By Dave Andrusko
This morning, for the second time in less than a month, the United States Supreme Court justices heard a controversy about abortion.
On March 26, the Court heard oral argument in U.S. Food and Drug Administration v. Alliance for Hippocratic Medicine. At the heart of the discussion before the justices were (a) whether the Alliance had legal standing to file the lawsuit; and (b) the decisions in 2016 and 2021 made by the FDA that greatly weakened regulations of the abortion drug mifepristone.
Today, in Moyle v. United States, Idaho defended its Defense of Life Act against the Biden administration’s twisted use of the Emergency Medical Treatment and Labor Act, a Reagan-era law that requires emergency rooms to provide or help facilitate life-saving care to those unable to pay, including pregnant women and their unborn children.
EMTALA does not mention abortion but does mention four times the requirement to provide stabilizing care for both a pregnant woman and her “unborn child.”
“The Biden administration invoked the statute known as EMTALA — after the Supreme Court eliminated the nationwide right to abortion in 2022,” The Washington Post reported today.
According to the Post
Conservative justices, who make up the court majority, pushed back on the Biden administration’s interpretation of the statute, and indicated the federal government cannot force private hospitals that receive federal funds to violate a state’s law. Justices Neil M. Gorsuch and Samuel A. Alito Jr. drew attention to the fact that the EMTALA statute does not mention abortion but includes the term “unborn child” when defining what constitutes a patient.
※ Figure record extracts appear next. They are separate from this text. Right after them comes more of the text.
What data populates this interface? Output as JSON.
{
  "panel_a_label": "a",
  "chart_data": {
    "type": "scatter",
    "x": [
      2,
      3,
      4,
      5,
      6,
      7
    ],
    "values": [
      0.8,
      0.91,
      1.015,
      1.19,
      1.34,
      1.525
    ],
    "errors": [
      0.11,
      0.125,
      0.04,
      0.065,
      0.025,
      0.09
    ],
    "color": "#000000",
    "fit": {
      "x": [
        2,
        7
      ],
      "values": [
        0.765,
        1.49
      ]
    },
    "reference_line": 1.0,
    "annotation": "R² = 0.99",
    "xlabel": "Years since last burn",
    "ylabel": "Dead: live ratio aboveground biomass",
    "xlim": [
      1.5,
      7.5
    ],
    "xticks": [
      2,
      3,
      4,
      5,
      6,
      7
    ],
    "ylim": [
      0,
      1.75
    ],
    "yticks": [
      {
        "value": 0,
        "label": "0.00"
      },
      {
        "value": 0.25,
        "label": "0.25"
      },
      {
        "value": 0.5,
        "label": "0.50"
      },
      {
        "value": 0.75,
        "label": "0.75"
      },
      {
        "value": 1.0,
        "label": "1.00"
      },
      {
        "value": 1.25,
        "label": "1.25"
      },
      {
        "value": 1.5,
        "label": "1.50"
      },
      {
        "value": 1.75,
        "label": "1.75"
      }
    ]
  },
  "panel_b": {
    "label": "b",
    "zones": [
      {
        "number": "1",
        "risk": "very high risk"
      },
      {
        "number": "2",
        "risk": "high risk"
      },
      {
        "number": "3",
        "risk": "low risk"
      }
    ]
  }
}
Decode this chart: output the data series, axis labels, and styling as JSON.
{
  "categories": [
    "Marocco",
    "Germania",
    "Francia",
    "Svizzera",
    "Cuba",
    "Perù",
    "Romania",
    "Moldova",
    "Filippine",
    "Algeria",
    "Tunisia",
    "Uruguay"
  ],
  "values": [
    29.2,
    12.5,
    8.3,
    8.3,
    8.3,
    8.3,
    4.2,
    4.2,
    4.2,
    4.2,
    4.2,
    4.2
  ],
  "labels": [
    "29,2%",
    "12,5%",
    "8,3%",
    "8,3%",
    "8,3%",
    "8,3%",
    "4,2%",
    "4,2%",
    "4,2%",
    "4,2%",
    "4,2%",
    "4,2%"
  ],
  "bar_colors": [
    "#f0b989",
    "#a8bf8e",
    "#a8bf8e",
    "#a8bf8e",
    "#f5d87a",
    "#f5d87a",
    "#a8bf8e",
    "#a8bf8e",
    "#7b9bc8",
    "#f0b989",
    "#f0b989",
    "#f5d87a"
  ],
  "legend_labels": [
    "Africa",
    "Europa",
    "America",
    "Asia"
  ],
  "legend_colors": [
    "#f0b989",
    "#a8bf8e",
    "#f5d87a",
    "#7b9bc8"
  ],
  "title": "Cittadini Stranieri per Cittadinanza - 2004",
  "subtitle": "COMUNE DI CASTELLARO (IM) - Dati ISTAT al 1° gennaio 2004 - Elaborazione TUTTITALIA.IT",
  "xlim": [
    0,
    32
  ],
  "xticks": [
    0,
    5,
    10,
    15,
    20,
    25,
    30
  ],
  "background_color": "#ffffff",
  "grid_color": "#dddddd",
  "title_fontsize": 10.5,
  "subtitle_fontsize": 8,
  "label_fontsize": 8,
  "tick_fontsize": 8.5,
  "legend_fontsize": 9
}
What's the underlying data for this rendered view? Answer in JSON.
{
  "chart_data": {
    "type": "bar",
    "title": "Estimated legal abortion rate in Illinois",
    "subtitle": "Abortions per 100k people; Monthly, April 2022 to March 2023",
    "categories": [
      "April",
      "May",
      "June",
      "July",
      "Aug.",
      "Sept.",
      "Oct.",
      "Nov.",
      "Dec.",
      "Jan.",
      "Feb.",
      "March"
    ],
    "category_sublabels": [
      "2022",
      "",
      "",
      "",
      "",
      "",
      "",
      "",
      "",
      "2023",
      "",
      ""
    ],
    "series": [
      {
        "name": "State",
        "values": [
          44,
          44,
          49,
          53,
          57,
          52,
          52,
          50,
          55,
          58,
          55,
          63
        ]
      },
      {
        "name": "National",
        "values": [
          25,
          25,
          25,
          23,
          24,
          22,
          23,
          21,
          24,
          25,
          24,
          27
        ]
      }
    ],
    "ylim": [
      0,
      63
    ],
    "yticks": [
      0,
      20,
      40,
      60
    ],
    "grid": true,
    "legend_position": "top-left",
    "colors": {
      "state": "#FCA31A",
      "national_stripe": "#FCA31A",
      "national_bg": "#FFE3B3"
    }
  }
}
“Isn’t that an odd phrase to put in a statute that imposes a mandate to perform abortions? Have you ever seen an abortion statute that uses the phrase ‘unborn child?’” Alito asked Solicitor General Elizabeth B. Prelogar. “It seems the plain meaning is that the hospital must try to eliminate any immediate threat to the child.”
The New York Times reported that Idaho’s lawyer, Joshua Turner, told Justice Sonia Sotomayor that
states routinely set their own standards to limit health care, despite the federal law requiring treatment during emergencies.
Sotomayor accused Idaho of complying with federal law for all treatment other than abortion. But Turner said states often set limits on treatment, with Idaho setting conditions on abortion, opioids and marijuana use.
New Jersey provides a limit of a five-day supply of opioids to stabilize chronic pain and in Pennsylvania the limit is seven days and other states have no limits, Turner said.
“Abortion isn’t exceptional,” Turner said. “There are countless examples.”
One of Turner’s major contentions was that if the Supreme Court sides with the Biden administration in this abortion case, it won’t silence questions from 21 other states with protective laws:
“This isn’t going to end with Idaho,” Turner said. “This question is going to come up in state after state after state.”
Turner said states must be allowed to regulate how they provide health care – including abortion – as they license medical personnel and require hospitals to comply with state law.
“The administration’s position ultimately is untethered from any limiting principle,” Turner said. “There’s no way to limit this to abortion.”
Turned argued that states limit the distribution of drugs or other treatments just as they restrict abortions.
“We know nurses can’t perform open-heart surgery,” Turner said. “We know janitors can’t draw blood. It’s not just a plain mandate devoid of state law.”
We’ll cover the case again tomorrow.